Nottinghamshire leaders outline devolution plans

Nottingham City Council's Loxley House HQ

Leaders from the nine councils in Nottinghamshire have set out their ambitious joint vision for devolved powers to improve investment in the economy.

In a paper to the joint City of Nottingham and Nottinghamshire Economic Prosperity Committee, councils have outlined how they would work in partnership to help boost economic investment, improve the environment, and tackle health and educational inequalities across the city and county.

Nottingham and Nottinghamshire are aiming to be one of the Government’s pathfinder sites for devolution deals, the details of which will be outlined in the much anticipated ‘levelling-up’ white paper expected this autumn.

If a deal was to be agreed, powers would be handed equally to Nottingham City Council and Nottinghamshire County Council to work in partnership with district councils to take responsibility from the government over major decisions and services that affect people in Nottingham and Nottinghamshire.

If successful, a devolution deal could result in extra powers and money from  government to deliver a county and city-wide approach to improve investment in education and skills, transport  and the environment, the economy and infrastructure, land and housing , health and social care, youth services and support to vulnerable young people and potentially much more.

Extra powers could also be gained to deliver community safety, tourism, and heritage, as well as better control over regulatory powers.

Any devolution deal would not affect the status of the local councils who would continue to provide local services to their residents.

Leader of Nottinghamshire County Council Ben Bradley, MP said: “Councils in Nottinghamshire serve 1.1 million people. So many decisions that impact on their lives are decided in Westminster. This is our opportunity to bring those decisions closer to home, so they reflect the needs and ambitions of local businesses and communities here in the city and county, rather than 130 miles away.

“The right devolution deal would enable us to deliver economic and social prosperity across our city and county. We would use any powers to grow the private sector by attracting investment in jobs and make sure the skills needed match the sectors that invest in Nottingham and Nottinghamshire. The long-term result would be to create jobs, raise living standards and to restore local pride. Devolution is also an opportunity to improve public services.

“Levelling up is not just about concrete infrastructure projects such as roads and rail. It needs to go hand in hand with improvements in the conditions for good quality health and education to improve the life chances of people in areas previously underfunded. This could transform the lives of people across Nottinghamshire.”

The government has invited council leaders from areas across the country to show how they can work jointly on the new ‘levelling-up’ agenda, its initiative to make sure every area of the country has the powers and resources needed to recover from the COVID-19 pandemic and achieve economic growth and prosperity.
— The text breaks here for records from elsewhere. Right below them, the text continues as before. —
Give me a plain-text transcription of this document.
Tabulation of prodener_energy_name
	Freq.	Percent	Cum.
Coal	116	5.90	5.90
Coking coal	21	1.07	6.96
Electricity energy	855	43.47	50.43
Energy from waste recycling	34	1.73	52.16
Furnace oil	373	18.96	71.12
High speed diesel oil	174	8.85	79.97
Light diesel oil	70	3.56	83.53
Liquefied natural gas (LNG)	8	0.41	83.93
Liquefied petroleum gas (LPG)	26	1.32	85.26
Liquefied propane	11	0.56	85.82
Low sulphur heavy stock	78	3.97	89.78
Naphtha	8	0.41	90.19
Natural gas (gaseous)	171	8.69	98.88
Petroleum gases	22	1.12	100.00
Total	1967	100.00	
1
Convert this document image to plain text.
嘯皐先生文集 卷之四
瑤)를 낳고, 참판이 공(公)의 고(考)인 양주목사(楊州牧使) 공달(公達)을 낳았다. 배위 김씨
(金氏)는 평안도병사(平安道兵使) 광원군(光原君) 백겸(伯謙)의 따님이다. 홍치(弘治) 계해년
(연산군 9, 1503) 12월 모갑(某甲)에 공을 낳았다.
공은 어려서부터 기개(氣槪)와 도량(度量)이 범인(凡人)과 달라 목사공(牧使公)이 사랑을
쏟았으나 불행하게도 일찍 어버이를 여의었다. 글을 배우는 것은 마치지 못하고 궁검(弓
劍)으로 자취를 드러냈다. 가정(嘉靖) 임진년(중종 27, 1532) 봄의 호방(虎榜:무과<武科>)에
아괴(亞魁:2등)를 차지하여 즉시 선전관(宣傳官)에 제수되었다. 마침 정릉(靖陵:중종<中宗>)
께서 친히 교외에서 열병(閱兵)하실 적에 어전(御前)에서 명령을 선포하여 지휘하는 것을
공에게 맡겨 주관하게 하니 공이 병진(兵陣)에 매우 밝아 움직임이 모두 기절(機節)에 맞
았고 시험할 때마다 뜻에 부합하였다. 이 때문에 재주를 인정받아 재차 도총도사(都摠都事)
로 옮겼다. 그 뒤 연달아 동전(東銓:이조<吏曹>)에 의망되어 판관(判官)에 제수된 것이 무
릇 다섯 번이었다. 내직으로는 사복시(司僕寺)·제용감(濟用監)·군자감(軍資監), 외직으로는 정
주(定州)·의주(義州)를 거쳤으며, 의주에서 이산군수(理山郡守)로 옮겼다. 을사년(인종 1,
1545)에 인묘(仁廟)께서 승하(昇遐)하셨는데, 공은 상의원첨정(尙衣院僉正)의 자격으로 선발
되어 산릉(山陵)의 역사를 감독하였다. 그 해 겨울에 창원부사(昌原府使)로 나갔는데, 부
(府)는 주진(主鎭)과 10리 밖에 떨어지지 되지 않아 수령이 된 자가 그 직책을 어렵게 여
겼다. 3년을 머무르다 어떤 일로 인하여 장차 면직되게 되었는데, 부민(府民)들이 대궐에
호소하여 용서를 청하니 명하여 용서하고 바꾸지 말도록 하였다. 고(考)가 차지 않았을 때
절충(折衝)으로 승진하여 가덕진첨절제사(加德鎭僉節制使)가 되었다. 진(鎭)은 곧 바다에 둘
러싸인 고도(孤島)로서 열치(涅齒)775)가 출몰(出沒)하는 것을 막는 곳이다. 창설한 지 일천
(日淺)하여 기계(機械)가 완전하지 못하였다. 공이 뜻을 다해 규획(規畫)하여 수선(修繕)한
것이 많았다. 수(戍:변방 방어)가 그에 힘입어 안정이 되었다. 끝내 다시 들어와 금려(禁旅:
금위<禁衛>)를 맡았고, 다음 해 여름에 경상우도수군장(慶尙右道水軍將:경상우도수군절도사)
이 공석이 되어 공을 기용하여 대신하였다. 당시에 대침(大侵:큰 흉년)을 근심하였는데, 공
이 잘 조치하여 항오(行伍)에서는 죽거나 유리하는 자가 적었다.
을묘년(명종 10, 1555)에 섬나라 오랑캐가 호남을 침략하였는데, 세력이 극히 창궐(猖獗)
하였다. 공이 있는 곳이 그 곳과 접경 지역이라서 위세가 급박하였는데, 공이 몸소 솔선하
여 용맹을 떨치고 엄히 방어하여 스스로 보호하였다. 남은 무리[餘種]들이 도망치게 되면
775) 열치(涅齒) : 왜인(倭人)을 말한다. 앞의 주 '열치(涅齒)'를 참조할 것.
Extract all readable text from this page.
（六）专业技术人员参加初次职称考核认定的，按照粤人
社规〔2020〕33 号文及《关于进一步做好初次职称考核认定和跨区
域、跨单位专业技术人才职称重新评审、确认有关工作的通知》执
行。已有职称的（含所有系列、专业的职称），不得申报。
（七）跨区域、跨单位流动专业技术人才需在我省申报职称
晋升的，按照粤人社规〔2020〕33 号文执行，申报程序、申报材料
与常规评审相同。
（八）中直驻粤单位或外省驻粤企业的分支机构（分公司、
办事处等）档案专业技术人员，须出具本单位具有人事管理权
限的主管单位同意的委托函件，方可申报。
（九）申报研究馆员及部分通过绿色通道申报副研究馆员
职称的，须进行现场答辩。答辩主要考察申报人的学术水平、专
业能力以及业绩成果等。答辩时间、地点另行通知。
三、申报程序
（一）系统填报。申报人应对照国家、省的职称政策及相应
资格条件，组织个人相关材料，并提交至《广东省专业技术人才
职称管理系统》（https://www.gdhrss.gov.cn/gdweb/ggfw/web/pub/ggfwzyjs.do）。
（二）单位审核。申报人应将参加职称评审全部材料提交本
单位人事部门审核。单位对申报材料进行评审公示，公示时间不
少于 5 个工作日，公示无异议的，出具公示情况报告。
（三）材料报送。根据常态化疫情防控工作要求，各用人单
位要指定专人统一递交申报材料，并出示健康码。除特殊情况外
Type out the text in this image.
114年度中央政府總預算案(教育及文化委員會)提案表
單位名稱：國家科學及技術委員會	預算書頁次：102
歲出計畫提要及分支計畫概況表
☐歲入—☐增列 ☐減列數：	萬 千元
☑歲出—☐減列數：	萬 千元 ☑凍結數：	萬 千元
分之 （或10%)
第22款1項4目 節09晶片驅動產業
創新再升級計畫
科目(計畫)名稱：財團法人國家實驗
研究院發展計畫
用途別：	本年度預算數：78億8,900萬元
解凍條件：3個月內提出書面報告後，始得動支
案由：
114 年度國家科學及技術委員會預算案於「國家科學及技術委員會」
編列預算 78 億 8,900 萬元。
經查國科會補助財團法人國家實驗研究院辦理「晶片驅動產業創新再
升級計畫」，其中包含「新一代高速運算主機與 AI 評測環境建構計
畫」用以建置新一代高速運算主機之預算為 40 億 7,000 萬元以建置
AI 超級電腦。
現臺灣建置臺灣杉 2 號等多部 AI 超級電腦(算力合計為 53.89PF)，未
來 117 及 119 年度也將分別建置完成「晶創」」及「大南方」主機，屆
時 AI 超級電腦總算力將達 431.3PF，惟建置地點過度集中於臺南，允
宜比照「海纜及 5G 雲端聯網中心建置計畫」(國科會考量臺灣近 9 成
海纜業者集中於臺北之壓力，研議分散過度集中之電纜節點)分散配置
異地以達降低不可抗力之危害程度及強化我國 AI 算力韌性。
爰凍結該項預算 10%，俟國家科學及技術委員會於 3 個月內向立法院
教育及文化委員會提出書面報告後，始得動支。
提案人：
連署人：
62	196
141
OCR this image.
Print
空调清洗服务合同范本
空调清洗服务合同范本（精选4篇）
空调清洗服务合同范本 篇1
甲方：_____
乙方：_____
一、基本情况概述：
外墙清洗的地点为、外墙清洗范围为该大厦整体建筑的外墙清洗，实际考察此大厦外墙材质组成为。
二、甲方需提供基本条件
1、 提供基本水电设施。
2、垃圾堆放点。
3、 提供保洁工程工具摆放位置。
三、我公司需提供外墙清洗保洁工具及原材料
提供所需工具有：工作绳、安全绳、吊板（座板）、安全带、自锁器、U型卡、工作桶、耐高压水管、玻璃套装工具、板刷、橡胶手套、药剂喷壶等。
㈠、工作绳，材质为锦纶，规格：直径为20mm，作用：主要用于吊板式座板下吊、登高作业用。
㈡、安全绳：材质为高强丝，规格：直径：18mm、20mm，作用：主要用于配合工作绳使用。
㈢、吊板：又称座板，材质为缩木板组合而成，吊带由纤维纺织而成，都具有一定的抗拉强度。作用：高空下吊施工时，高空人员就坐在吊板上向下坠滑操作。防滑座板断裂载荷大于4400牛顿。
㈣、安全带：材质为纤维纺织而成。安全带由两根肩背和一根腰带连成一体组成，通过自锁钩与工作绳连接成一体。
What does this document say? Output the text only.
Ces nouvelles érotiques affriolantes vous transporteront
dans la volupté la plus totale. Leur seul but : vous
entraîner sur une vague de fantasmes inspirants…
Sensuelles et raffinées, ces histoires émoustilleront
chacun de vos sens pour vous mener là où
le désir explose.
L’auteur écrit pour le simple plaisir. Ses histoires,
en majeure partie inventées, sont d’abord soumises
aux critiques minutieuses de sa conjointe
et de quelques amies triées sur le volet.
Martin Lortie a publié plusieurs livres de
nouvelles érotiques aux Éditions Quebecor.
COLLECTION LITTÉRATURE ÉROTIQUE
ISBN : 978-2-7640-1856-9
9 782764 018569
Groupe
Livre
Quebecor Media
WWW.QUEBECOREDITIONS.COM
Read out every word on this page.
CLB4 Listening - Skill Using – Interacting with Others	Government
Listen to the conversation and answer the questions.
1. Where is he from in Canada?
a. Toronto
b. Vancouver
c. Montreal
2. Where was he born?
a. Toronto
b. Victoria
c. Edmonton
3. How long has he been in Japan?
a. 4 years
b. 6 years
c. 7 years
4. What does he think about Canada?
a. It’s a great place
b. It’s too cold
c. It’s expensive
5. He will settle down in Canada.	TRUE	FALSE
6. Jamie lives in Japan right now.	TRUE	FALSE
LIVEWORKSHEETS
Cllr David Mellen, leader of Nottingham City Council, said: “It’s important that councils across Nottinghamshire work together to make the most of the possible opportunities that a devolution deal would represent to bring more investment, jobs and prosperity to the region and address the significant underfunding we have seen over many years.

“Local leaders want what’s best for local people and we share common ground on a number of key issues.

“It’s still really early days but the themes and priorities are emerging with a focus on transport and infrastructure, skills and employment, and climate change.

“The challenges we face are immense and partnership and collaboration is critical to improving both the long-term future of communities, and the day to day lives and prospects of local people.”

Cllr David Lloyd, leader of Newark and Sherwood District Council, said: “We have already proven here in Nottinghamshire how well we can work together when we want to improve the lives of residents – whether it was supporting vulnerable people during the COVID-19 pandemic or supporting communities impacted by flooding. A successful devolution deal that delivers real change would be a vote of confidence in Nottingham and Nottinghamshire and I believe we have all the right conditions to put a strong case to government that we are serious about working together to benefit our communities.”

Council leaders will consider a report at the next Economic Prosperity Committee to be held at 9am on Friday 29 October.